Affetti da shell shock: la grande guerra nella trilogia romanzesca di Pat Barker
Scrittrici inglesi «Rigenerazione», da Einaudi Stile Libero
Scrittrici inglesi «Rigenerazione», da Einaudi Stile Libero
La prima guerra mondiale è stata per l’Europa un dramma sconvolgente, non solo per l’enorme quantità di vittime (dieci milioni di soldati uccisi), ma anche perché la vita al fronte era segnata dalla inutile reiterazione di assalti micidiali e dallo stare sospesi, «come d’autunno sugli alberi le foglie». Pochi autori hanno raccontato gli effetti della guerra di trincea sui combattenti sopravvissuti, le angosce, la perdita di tutte le categorie che abitualmente ordinano la vita, meglio di Pat Barker (all’anagrafe Patricia Mary W. Drake) in Rigenerazione, che ora Einaudi Stile libero ripubblica in un unico volume La trilogia con gli altri due romanzi che gli hanno fatto seguito subito dopo (L’occhio nella porta e La strada fantasma) (traduzione di Norman Gobetti, pp. 868, € 23,00).
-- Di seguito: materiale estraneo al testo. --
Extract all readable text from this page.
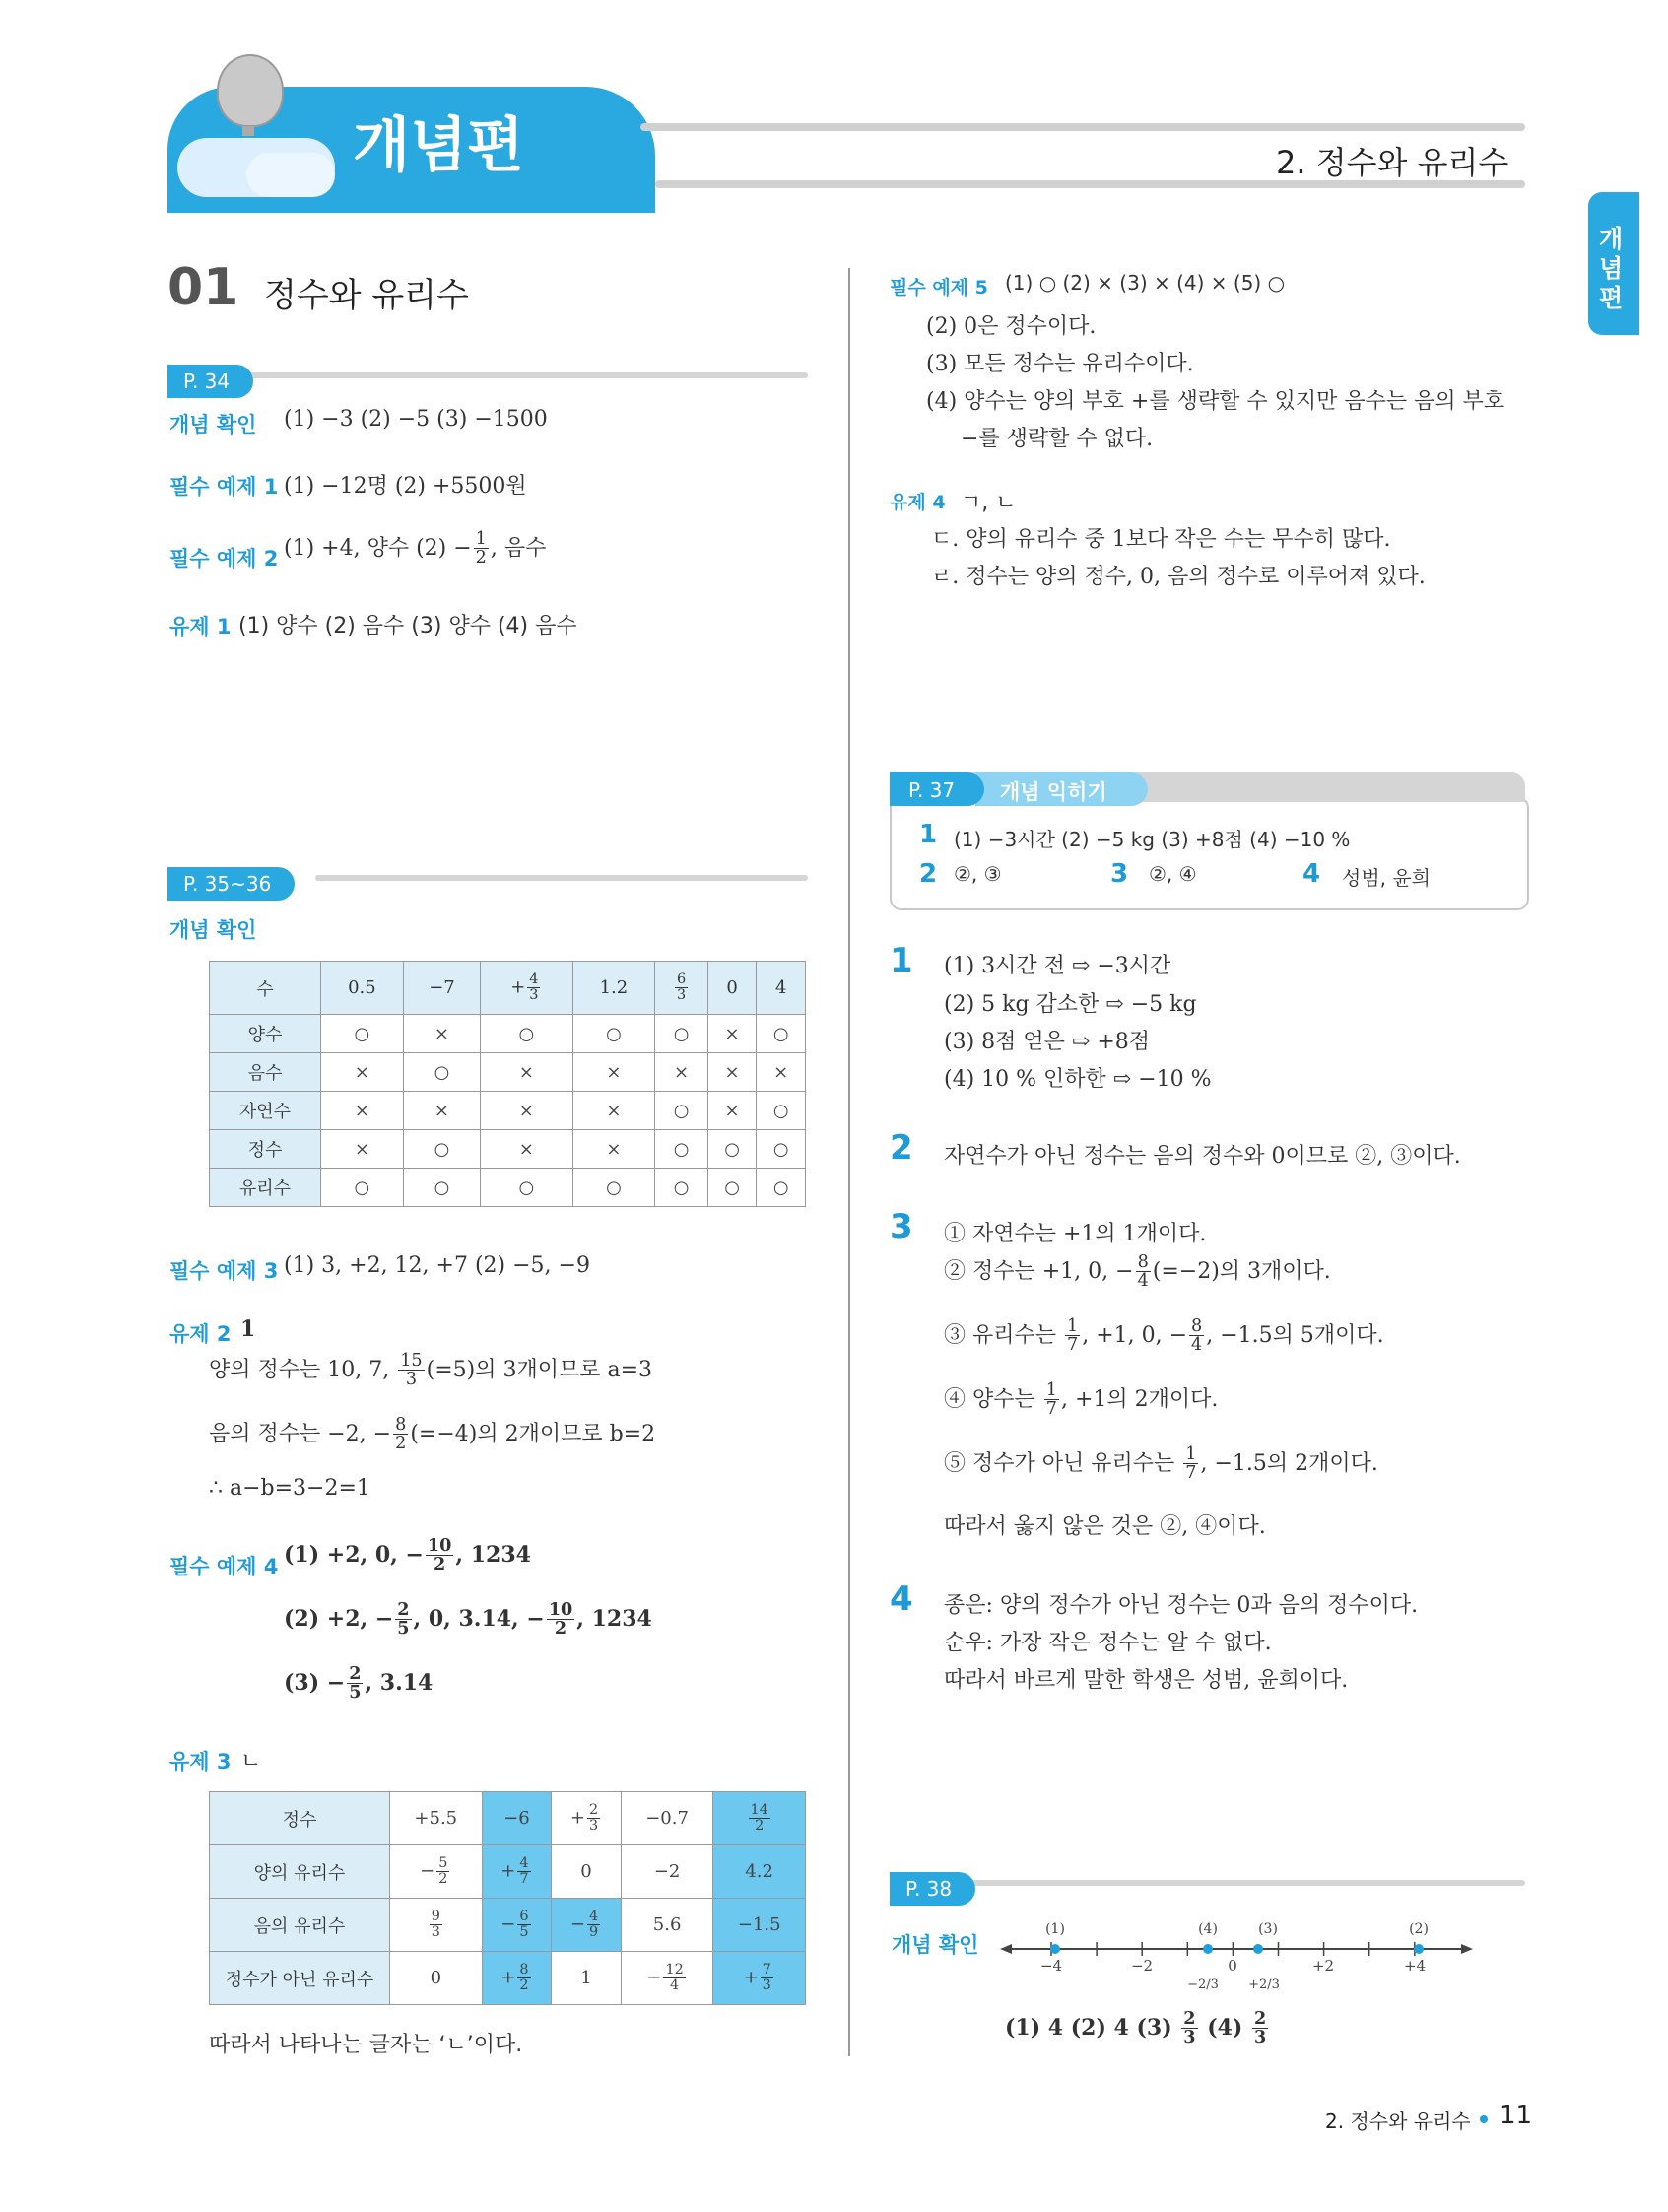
개념편	2. 정수와 유리수
개념편
01 정수와 유리수
P. 34
개념 확인 (1) −3 (2) −5 (3) −1500
필수 예제 1 (1) −12명 (2) +5500원
필수 예제 2 (1) +4, 양수 $(2) - \frac{1}{2}$ , 음수
유제 1 (1) 양수 (2) 음수 (3) 양수 (4) 음수
P. 35~36
개념 확인
수	0.5	−7	+ $\frac{4}{3}$	1.2	$\frac{6}{3}$	0	4
양수	○	×	○	○	○	×	○
음수	×	○	×	×	×	×	×
자연수	×	×	×	×	○	×	○
정수	×	○	×	×	○	○	○
유리수	○	○	○	○	○	○	○
필수 예제 3 (1) 3, +2, 12, +7 (2) −5, −9
유제 2 1
양의 정수는 10, 7, $\frac{15}{3} (=5)$의 3개이므로 a=3
음의 정수는 −2, − $\frac{8}{2} (=-4)$의 2개이므로 b=2
∴ a−b=3−2=1
필수 예제 4 (1) +2, 0, − $\frac{10}{2}$ , 1234
(2) +2, − $\frac{2}{5}$ , 0, 3.14, − $\frac{10}{2}$ , 1234
$(3) - \frac{2}{5}$ , 3.14
유제 3 ㄴ
정수	+5.5	−6	+ $\frac{2}{3}$	−0.7	$\frac{14}{2}$

양의 유리수	− $\frac{5}{2}$	+ $\frac{4}{7}$	0	−2	4.2
음의 유리수	$\frac{9}{3}$	− $\frac{6}{5}$	− $\frac{4}{9}$	5.6	−1.5
정수가 아닌 유리수	0	+ $\frac{8}{2}$	1	− $\frac{12}{4}$	+ $\frac{7}{3}$
따라서 나타나는 글자는 ‘ㄴ’이다.
필수 예제 5 (1) ○ (2) × (3) × (4) × (5) ○
(2) 0은 정수이다.
(3) 모든 정수는 유리수이다.
(4) 양수는 양의 부호 +를 생략할 수 있지만 음수는 음의 부호
−를 생략할 수 없다.
유제 4 ㄱ, ㄴ
ㄷ. 양의 유리수 중 1보다 작은 수는 무수히 많다.
ㄹ. 정수는 양의 정수, 0, 음의 정수로 이루어져 있다.
P. 37 개념 익히기
1 (1) −3시간 (2) −5 kg (3) +8점 (4) −10 %
2 ②, ③	3 ②, ④	4 성범, 윤희
1 (1) 3시간 전 ⇨ −3시간
(2) 5 kg 감소한 ⇨ −5 kg
(3) 8점 얻은 ⇨ +8점
(4) 10 % 인하한 ⇨ −10 %
2 자연수가 아닌 정수는 음의 정수와 0이므로 ②, ③이다.
3 ① 자연수는 +1의 1개이다.
② 정수는 +1, 0, − $\frac{8}{4} (=-2)$의 3개이다.
③ 유리수는 $\frac{1}{7}$ , +1, 0, − $\frac{8}{4}$ , −1.5의 5개이다.
④ 양수는 $\frac{1}{7}$ , +1의 2개이다.
⑤ 정수가 아닌 유리수는 $\frac{1}{7}$ , −1.5의 2개이다.
따라서 옳지 않은 것은 ②, ④이다.
4 종은: 양의 정수가 아닌 정수는 0과 음의 정수이다.
순우: 가장 작은 정수는 알 수 없다.
따라서 바르게 말한 학생은 성범, 윤희이다.
P. 38
개념 확인
(1)	(4)	(3)	(2)
−4	−2	0	+2	+4
−2/3 +2/3
(1) 4 (2) 4 $(3) \frac{2}{3} (4) \frac{2}{3}$
2. 정수와 유리수 11
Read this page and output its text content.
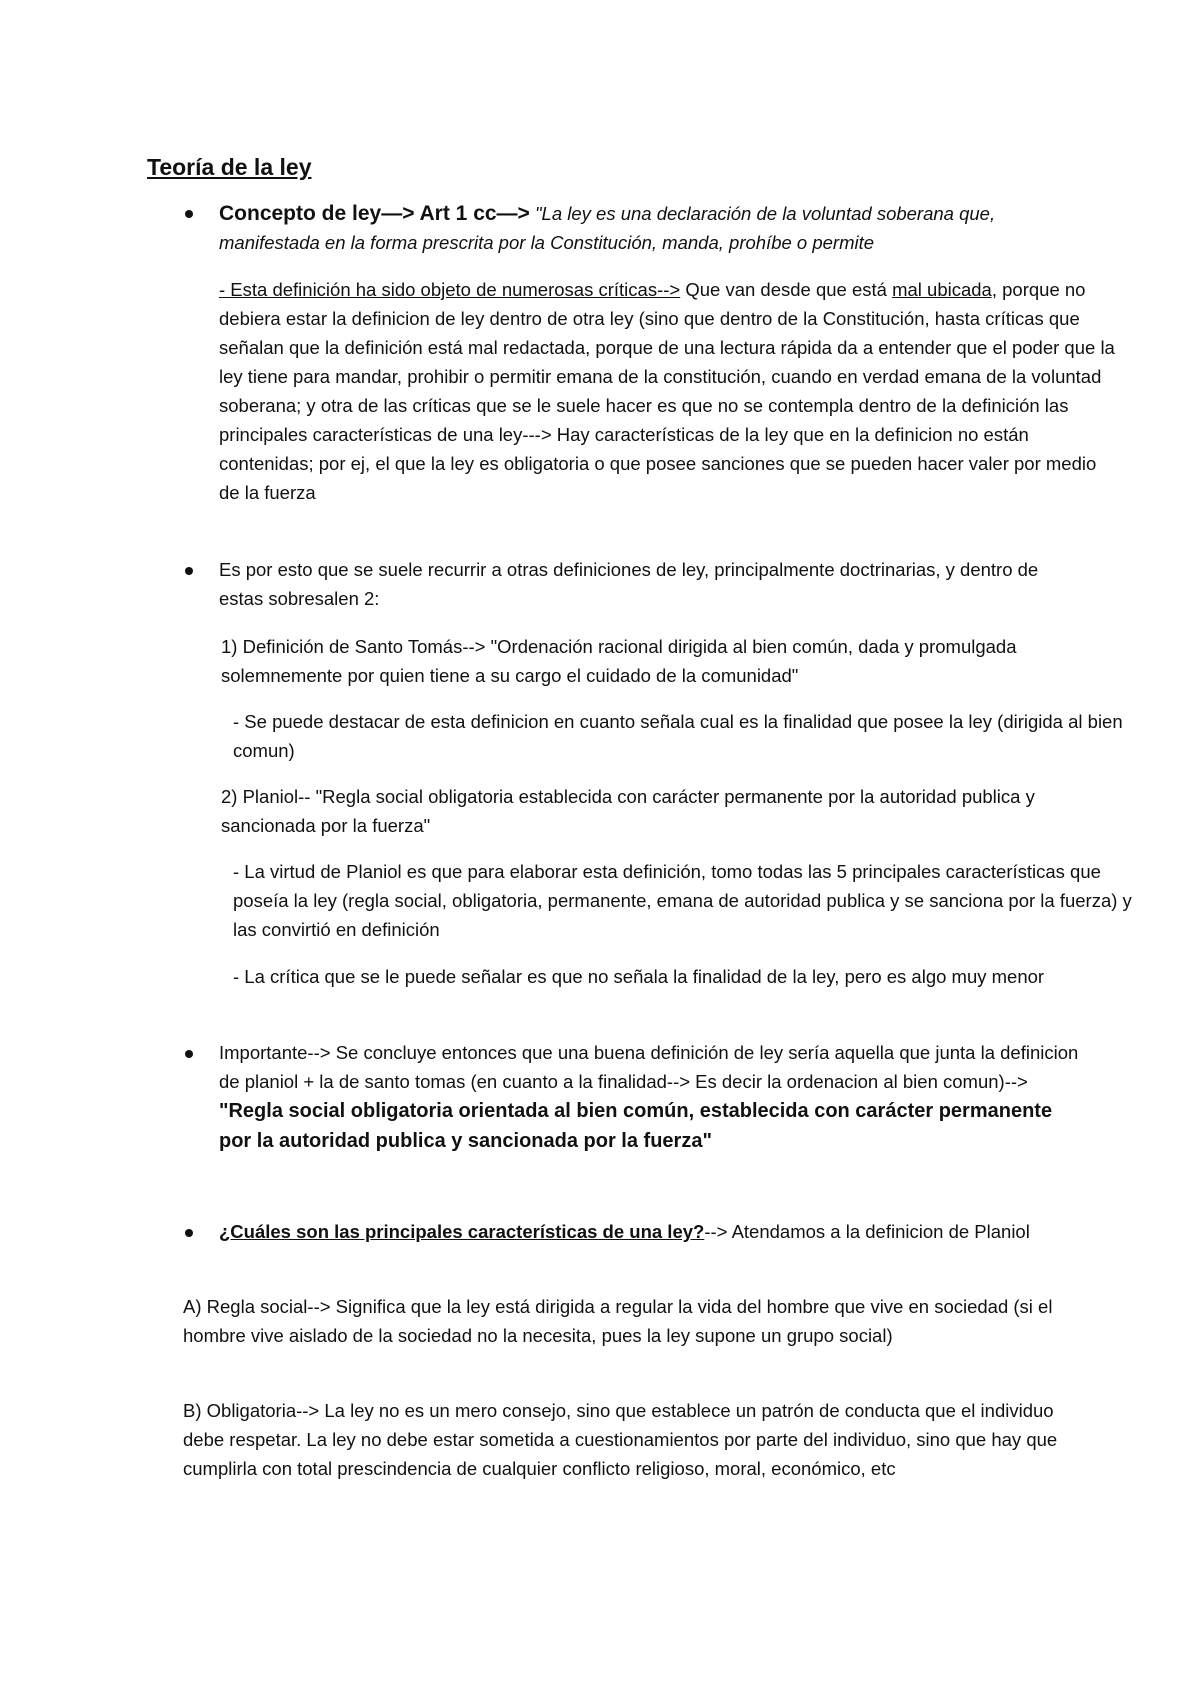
Teoría de la ley
Concepto de ley—> Art 1 cc—> "La ley es una declaración de la voluntad soberana que, manifestada en la forma prescrita por la Constitución, manda, prohíbe o permite
- Esta definición ha sido objeto de numerosas críticas--> Que van desde que está mal ubicada, porque no debiera estar la definicion de ley dentro de otra ley (sino que dentro de la Constitución, hasta críticas que señalan que la definición está mal redactada, porque de una lectura rápida da a entender que el poder que la ley tiene para mandar, prohibir o permitir emana de la constitución, cuando en verdad emana de la voluntad soberana; y otra de las críticas que se le suele hacer es que no se contempla dentro de la definición las principales características de una ley---> Hay características de la ley que en la definicion no están contenidas; por ej, el que la ley es obligatoria o que posee sanciones que se pueden hacer valer por medio de la fuerza
Es por esto que se suele recurrir a otras definiciones de ley, principalmente doctrinarias, y dentro de estas sobresalen 2:
1) Definición de Santo Tomás--> "Ordenación racional dirigida al bien común, dada y promulgada solemnemente por quien tiene a su cargo el cuidado de la comunidad"
- Se puede destacar de esta definicion en cuanto señala cual es la finalidad que posee la ley (dirigida al bien comun)
2) Planiol-- "Regla social obligatoria establecida con carácter permanente por la autoridad publica y sancionada por la fuerza"
- La virtud de Planiol es que para elaborar esta definición, tomo todas las 5 principales características que poseía la ley (regla social, obligatoria, permanente, emana de autoridad publica y se sanciona por la fuerza) y las convirtió en definición
- La crítica que se le puede señalar es que no señala la finalidad de la ley, pero es algo muy menor
Importante--> Se concluye entonces que una buena definición de ley sería aquella que junta la definicion de planiol + la de santo tomas (en cuanto a la finalidad--> Es decir la ordenacion al bien comun)--> "Regla social obligatoria orientada al bien común, establecida con carácter permanente por la autoridad publica y sancionada por la fuerza"
¿Cuáles son las principales características de una ley?--> Atendamos a la definicion de Planiol
A) Regla social--> Significa que la ley está dirigida a regular la vida del hombre que vive en sociedad (si el hombre vive aislado de la sociedad no la necesita, pues la ley supone un grupo social)
B) Obligatoria--> La ley no es un mero consejo, sino que establece un patrón de conducta que el individuo debe respetar. La ley no debe estar sometida a cuestionamientos por parte del individuo, sino que hay que cumplirla con total prescindencia de cualquier conflicto religioso, moral, económico, etc
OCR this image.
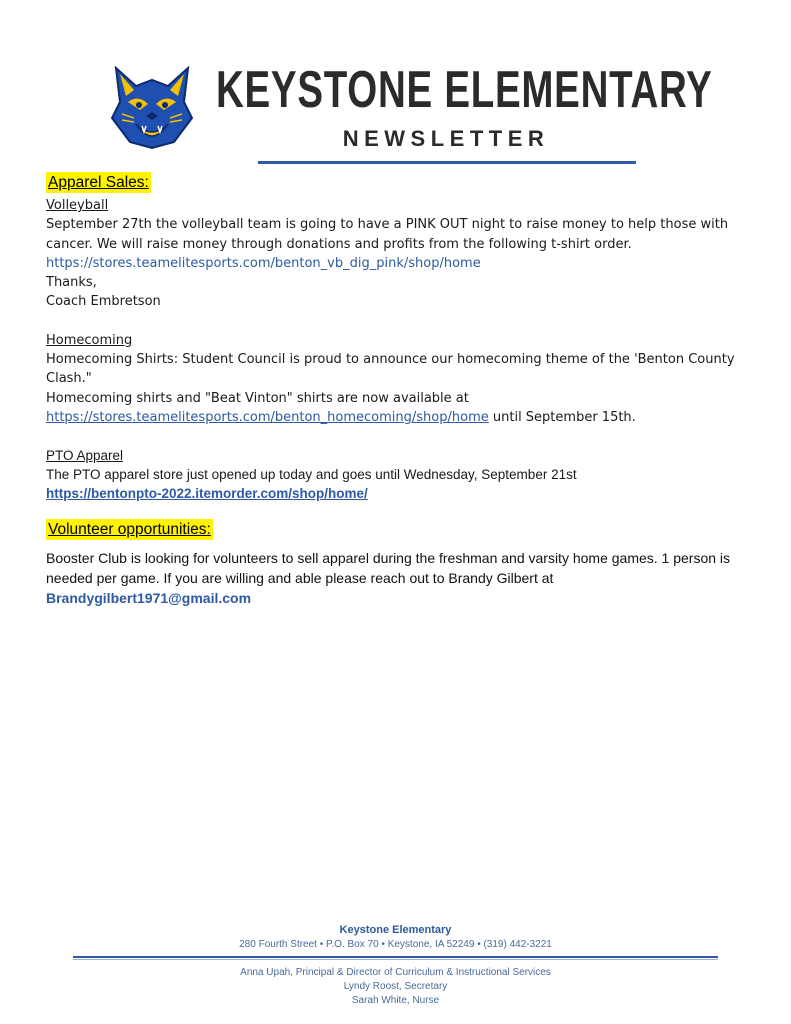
KEYSTONE ELEMENTARY
NEWSLETTER
Apparel Sales:

Volleyball

September 27th the volleyball team is going to have a PINK OUT night to raise money to help those with cancer. We will raise money through donations and profits from the following t-shirt order.

https://stores.teamelitesports.com/benton_vb_dig_pink/shop/home

Thanks,

Coach Embretson

Homecoming

Homecoming Shirts: Student Council is proud to announce our homecoming theme of the 'Benton County Clash."

Homecoming shirts and "Beat Vinton" shirts are now available at

https://stores.teamelitesports.com/benton_homecoming/shop/home until September 15th.

PTO Apparel

The PTO apparel store just opened up today and goes until Wednesday, September 21st

https://bentonpto-2022.itemorder.com/shop/home/

Volunteer opportunities:

Booster Club is looking for volunteers to sell apparel during the freshman and varsity home games. 1 person is needed per game. If you are willing and able please reach out to Brandy Gilbert at

Brandygilbert1971@gmail.com

Keystone Elementary
280 Fourth Street • P.O. Box 70 • Keystone, IA 52249 • (319) 442-3221
Anna Upah, Principal & Director of Curriculum & Instructional Services
Lyndy Roost, Secretary
Sarah White, Nurse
Con una esplorazione ruvida ed efficace Barker disegna – attraverso il ricordo dei protagonisti, ufficiali sofferenti di disturbi psichici post-trauma – un mondo smarrito e devastato, stretto fra sofferenze smisurate e una speranza sottile di rinascita e di accesso al domani.
L’enorme quantità di disturbi mentali aveva spinto gli alti gradi della British Expeditionary Force a promuovere degli appositi centri di cura: la resurrezione che Barker racconta è quella dei ricoverati nel 1917 al Craiglockhart War Hospital di Edimburgo. Ad ascoltarli, uno psichiatra effettivamente operativo in quell’ospedale, William H. Rivers, neurologo di fama e membro della Royal Society, ma anche antropologo, più volte in missione in Melanesia e in India. Devoto alla missione di recuperare gli ufficiali alla salute, e così alla guerra (così come faceva con integrale spirito militarista il suo collega canadese Lewis Yealland), Rivers si concentra sui casi di shell-shock – letteralmente shock da proiettile o da granata – e fra i pazienti effettivamente transitati a Craiglockhart racconta di Robert Graves e dei poeti Wilfred Owen e Siegfried Sassoon, brillante ufficiale, premiato con la croce al valor militare, che aveva rinunciato all’onorificenza e dichiarato in un manifesto la sua contrarietà alla guerra.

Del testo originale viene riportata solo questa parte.